In this paper, the porosity of the material was reduced by adjusting the technological parameters of the wedge extrusion. Wedge rolling had a unique advantage to improve the densification and deformation ability of large size composites. Using low tonnage equipment, the porosity of large size spray deposited SiCp/Al composites without SiC particle aggregation could be reduced at relatively low cost, and the deformation ability could be improved. The densification mechanism and law were studied, and the deformation simulation was carried out.

2. Experimental Procedures

2.1. Preparation of Materials

The nominal composition of the Al–Fe–V–Si alloy was Al–8.5Fe–1.3V–1.7Si. SiC particles with a volume fraction of 15% and an average particle size of about 3 μm were selected as the reinforcement phase. The experimental process parameters of the spray deposition are shown in

Table 1. Process parameters of the spray deposition experiments.
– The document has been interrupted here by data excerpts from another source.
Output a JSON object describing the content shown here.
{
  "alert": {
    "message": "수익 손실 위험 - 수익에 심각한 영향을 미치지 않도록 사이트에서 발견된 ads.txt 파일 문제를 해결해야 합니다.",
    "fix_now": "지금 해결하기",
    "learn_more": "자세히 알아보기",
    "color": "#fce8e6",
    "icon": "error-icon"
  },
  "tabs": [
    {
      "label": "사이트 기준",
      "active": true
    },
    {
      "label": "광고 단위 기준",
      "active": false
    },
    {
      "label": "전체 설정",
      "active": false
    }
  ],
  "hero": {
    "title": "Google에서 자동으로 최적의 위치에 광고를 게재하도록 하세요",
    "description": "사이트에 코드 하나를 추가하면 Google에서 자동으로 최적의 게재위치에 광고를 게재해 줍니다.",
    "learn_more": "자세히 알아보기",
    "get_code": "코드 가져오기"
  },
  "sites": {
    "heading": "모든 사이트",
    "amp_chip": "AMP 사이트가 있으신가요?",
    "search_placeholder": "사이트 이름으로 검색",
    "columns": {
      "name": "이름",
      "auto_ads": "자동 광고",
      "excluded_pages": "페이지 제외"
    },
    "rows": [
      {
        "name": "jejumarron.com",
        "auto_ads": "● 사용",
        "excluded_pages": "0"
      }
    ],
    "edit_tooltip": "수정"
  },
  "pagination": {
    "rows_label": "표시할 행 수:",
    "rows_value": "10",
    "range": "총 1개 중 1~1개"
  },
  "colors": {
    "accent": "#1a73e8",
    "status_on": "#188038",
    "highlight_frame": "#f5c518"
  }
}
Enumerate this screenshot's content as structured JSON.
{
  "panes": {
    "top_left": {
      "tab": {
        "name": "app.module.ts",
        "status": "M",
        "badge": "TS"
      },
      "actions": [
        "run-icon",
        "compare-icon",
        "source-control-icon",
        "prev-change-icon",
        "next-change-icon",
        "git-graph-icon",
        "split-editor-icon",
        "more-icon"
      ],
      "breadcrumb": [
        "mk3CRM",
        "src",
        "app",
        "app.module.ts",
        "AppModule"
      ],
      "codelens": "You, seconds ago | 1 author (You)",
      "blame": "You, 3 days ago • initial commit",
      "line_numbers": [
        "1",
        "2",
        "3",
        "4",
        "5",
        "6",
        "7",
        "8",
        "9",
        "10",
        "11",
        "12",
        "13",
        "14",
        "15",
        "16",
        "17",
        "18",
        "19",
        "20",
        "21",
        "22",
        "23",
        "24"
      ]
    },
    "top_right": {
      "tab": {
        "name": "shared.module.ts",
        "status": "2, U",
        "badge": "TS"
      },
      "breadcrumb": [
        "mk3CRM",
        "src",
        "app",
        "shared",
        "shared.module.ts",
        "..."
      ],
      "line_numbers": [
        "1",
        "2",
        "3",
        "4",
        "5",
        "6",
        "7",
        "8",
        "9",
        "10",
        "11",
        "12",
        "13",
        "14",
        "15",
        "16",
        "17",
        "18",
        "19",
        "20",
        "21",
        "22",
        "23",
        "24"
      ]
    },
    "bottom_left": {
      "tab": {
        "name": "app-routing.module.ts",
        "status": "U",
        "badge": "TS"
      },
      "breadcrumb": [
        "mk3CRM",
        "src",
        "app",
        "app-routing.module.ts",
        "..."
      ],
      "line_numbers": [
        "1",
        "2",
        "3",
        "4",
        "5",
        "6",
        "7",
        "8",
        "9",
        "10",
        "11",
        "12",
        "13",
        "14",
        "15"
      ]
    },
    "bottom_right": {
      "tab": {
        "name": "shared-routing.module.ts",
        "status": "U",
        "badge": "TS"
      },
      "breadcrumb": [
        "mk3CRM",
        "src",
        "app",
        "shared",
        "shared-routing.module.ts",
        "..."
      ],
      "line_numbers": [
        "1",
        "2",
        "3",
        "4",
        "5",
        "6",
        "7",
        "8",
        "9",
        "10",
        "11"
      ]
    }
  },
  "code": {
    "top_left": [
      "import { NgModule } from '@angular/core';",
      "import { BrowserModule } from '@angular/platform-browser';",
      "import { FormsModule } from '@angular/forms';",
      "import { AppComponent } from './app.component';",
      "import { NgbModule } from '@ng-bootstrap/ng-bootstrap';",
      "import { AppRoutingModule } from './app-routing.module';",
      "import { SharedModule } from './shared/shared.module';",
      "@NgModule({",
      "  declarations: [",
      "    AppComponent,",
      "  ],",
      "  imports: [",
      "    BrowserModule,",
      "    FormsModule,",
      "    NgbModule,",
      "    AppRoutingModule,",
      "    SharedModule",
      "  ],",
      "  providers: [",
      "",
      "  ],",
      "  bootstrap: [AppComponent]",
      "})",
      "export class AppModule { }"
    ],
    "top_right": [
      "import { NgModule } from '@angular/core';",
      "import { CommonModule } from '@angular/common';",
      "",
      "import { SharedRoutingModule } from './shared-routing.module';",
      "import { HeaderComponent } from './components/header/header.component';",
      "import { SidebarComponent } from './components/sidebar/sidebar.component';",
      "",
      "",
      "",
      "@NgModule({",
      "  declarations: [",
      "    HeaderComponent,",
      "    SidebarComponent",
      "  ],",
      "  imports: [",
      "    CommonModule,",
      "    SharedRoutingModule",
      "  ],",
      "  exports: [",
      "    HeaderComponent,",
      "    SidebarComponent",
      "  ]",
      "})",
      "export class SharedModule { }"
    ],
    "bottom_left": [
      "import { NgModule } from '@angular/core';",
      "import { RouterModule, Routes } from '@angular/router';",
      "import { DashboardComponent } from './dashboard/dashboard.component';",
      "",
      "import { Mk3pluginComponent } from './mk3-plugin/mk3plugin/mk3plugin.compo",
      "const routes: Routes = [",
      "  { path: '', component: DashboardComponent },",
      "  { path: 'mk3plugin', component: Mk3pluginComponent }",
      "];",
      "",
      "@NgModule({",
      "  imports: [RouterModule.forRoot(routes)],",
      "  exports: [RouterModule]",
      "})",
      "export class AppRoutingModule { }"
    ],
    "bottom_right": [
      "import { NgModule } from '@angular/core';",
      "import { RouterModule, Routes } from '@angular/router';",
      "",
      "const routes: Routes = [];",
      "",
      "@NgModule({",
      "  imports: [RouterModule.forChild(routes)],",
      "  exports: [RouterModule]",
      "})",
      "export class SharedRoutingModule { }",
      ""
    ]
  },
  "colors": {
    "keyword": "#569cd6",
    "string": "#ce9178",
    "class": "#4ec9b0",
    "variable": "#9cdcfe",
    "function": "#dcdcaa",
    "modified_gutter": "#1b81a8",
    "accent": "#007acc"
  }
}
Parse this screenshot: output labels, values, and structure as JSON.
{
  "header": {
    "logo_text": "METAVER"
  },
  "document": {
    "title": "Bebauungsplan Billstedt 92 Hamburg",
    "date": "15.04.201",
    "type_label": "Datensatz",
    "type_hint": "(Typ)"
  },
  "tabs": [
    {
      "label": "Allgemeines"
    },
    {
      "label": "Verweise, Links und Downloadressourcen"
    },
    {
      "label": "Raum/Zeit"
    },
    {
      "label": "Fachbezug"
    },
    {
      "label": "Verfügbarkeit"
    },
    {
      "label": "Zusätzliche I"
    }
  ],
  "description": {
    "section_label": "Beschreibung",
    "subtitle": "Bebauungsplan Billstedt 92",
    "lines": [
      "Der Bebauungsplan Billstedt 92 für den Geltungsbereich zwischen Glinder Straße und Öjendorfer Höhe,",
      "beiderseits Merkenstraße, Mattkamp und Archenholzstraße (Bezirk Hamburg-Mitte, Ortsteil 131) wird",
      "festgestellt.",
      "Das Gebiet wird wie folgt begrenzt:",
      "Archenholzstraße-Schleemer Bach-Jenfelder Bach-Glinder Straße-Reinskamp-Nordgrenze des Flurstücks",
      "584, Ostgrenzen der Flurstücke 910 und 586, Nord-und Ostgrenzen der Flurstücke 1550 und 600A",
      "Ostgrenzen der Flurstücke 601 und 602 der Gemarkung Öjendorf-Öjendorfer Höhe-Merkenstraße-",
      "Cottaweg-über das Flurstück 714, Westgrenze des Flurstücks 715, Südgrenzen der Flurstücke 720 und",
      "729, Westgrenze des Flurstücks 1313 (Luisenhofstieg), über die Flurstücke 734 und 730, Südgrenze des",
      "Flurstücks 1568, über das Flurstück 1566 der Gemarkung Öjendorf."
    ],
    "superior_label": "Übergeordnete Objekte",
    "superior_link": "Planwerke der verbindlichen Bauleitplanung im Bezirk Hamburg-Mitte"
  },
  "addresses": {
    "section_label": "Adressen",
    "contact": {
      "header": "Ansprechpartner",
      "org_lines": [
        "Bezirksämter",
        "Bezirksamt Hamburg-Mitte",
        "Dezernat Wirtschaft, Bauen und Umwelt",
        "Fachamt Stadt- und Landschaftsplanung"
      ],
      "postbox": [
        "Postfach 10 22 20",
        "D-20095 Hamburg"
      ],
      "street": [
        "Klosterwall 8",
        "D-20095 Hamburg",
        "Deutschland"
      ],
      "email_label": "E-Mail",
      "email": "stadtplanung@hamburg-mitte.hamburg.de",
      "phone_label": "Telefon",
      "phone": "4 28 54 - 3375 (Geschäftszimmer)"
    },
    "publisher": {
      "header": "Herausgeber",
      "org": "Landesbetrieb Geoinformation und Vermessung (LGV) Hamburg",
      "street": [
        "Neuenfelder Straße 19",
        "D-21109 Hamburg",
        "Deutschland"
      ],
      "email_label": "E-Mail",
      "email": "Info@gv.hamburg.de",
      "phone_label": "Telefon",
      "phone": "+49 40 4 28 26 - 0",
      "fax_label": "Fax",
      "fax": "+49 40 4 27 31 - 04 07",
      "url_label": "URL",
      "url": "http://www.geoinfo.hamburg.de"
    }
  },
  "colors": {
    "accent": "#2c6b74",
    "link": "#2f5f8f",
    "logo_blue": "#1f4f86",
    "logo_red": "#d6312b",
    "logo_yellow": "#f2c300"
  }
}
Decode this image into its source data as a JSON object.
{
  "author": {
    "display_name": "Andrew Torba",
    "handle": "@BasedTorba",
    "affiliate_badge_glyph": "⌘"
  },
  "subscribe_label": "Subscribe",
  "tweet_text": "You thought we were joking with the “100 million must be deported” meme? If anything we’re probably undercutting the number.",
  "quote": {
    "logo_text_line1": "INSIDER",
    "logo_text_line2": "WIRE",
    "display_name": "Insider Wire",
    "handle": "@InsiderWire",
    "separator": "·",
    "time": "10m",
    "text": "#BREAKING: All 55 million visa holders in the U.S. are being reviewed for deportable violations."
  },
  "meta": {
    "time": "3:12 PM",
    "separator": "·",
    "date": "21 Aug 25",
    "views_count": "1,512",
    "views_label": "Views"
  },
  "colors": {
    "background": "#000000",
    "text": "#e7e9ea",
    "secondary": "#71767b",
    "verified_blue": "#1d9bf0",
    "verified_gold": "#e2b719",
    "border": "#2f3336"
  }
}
Experimental Parameters	Values
Vaporization temperature/K	1223~1373
Diameter of the melt stream/mm	3.2~3.6
Spray height/mm	200~350
Rotation speed of the substrate/r·min−1	100~350
Scan velocity of the nozzle/s	10~30
Pressure of the atomization gas/MPa	0.7~0.9

.

2.2. Wedge Pressing and Rolling

The wedge press mainly consisted of three parts: the wedge punch (on a hydraulic press with a capacity of 6300 kN), the cast steel frame, and a heating device. First, the heating element and external frame were placed on the operating platform. During extrusion, the angle between the wedge forming plane and the compression plane was 5~6°, which provided a good space for predeformation during the deformation process. During the extrusion process, the workpiece and the cast steel frame remained motionless. The punch was lifted after each squeeze, moved forward to the next position, and pressed again. Through repeated extrusion, the material was thinned and densified. The workpiece was annealed for 20 min during each extrusion to proceed to the next round of compaction. Thus, jet-deposited slabs with near-full density can be obtained by multiple passes and local small deformations of the extrusion pile-up. The device and extrusion principle of the wedge extrusion process are shown in Figure 1.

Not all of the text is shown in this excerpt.